The Ofsted report criticises the quality of teaching and says “pupils have not made the progress they should in reading, writing and mathematics”.

And children who speak English as an additional language make better progress than other pupils, especially in reading and writing, according to the report – because of the support they receive in small groups.

Inspectors say the school needs to ensure the quality of teaching is consistently good, raise attainment in English and maths, and strengthen its leadership, adding that they will monitor the situation closely.

However the report does praise recent changes made to the leadership team which are “beginning to have a positive impact in supporting teachers to improve the quality of teaching and learning”.

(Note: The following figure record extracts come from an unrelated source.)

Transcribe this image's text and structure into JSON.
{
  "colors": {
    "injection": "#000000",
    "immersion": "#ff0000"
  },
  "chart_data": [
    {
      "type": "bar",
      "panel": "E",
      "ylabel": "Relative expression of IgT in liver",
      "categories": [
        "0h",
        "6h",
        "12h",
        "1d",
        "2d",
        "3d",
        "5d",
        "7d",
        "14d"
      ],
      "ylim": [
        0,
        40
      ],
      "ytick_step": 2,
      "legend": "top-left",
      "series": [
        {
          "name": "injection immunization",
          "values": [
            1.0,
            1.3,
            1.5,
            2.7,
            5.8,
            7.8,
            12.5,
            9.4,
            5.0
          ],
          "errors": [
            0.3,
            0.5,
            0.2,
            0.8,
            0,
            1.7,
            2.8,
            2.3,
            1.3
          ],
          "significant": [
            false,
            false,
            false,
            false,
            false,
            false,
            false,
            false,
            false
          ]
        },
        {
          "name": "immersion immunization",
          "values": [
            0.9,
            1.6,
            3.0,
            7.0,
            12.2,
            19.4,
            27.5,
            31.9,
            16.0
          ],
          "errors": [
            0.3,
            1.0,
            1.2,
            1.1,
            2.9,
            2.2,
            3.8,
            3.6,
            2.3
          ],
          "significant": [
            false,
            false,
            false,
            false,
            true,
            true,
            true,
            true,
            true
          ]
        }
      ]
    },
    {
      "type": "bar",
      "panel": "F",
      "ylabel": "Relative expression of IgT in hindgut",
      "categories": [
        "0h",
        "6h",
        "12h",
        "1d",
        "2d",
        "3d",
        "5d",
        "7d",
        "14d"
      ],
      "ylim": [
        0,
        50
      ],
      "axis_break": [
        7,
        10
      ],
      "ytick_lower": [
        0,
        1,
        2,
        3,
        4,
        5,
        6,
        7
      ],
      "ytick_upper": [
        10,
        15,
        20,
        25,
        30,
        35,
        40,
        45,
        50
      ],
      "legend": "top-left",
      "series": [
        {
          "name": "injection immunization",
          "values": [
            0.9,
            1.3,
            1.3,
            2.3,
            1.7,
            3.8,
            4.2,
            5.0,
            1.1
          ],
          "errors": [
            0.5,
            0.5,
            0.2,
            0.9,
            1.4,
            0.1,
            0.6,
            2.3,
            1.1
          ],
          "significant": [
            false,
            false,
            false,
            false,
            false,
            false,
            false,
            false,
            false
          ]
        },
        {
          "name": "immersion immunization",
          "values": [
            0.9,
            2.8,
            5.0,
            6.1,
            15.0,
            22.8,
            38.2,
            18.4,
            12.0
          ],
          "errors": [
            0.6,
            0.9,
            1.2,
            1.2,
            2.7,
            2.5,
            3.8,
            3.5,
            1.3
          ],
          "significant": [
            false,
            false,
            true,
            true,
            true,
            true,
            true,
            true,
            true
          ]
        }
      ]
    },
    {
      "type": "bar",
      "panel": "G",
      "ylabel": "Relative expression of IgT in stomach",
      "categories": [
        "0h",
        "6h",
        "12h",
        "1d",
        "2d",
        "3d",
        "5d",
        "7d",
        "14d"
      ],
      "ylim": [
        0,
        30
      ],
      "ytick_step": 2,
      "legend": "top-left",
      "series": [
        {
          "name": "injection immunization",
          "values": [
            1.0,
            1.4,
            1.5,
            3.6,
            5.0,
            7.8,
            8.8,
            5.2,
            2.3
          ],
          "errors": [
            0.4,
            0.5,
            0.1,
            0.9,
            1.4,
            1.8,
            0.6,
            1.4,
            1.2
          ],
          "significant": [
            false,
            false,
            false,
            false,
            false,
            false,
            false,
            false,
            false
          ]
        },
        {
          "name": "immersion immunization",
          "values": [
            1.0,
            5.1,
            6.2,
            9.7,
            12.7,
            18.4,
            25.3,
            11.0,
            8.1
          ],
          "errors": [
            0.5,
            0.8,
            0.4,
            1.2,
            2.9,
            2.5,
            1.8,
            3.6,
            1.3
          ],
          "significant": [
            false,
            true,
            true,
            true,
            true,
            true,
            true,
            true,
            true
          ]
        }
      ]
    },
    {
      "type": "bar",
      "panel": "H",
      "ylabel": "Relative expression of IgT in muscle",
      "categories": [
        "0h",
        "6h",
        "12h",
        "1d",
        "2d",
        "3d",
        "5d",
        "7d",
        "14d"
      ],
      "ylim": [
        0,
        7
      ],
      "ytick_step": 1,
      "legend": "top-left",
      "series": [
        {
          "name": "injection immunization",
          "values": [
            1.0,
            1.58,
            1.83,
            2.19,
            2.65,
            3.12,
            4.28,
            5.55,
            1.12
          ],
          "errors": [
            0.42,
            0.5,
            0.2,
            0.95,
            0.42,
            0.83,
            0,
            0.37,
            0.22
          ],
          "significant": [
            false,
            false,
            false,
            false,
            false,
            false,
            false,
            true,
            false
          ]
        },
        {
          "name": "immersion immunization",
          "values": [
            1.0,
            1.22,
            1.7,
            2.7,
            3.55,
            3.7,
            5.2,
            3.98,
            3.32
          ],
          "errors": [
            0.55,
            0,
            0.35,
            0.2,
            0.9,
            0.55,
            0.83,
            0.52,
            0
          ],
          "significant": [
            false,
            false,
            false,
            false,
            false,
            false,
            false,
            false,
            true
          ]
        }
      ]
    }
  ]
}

Wayland Academy’s headteacher Michael Rose has been appointed as the junior school’s executive since the former headteacher’s long-term sick leave and Nicola Kaye, also from Wayland, has been seconded as head of teaching and learning.Mr Rose said the “journey of improvement” was well under way, adding: “We have a committed teaching staff who are working incredibly hard to improve outcomes for all of our pupils.”

But according to the report too many pupils are leaving with levels below what is expected for their age and “move to the next stage of their education without the knowledge and skills they need in literacy and numeracy”.

The report notes there is insufficient challenge for more-able pupils in most lessons and in some classes children rely too much on guidance from adults.

But the school’s leadership and governors say they are confident that the academy status, set to begin on April 1, will bring additional expertise and support to make sure improvements will be “effective and sustainable”. Inspectors say the new staff appointments have already bred a “positive climate” in the school but add that, because of the school’s past, achievement varies from year to year.

When the school becomes an academy it will join the Transforming Education in Norfolk (TEN) Group, a recently-established partnership between Wayland Academy, City College Norwich, City Academy Norwich, and Norfolk University Technical College.

As an academy it will be publicly-funded but operate outside local authority control, meaning it will have more freedom than other state schools over their finances, curriculum and staff pay and conditions.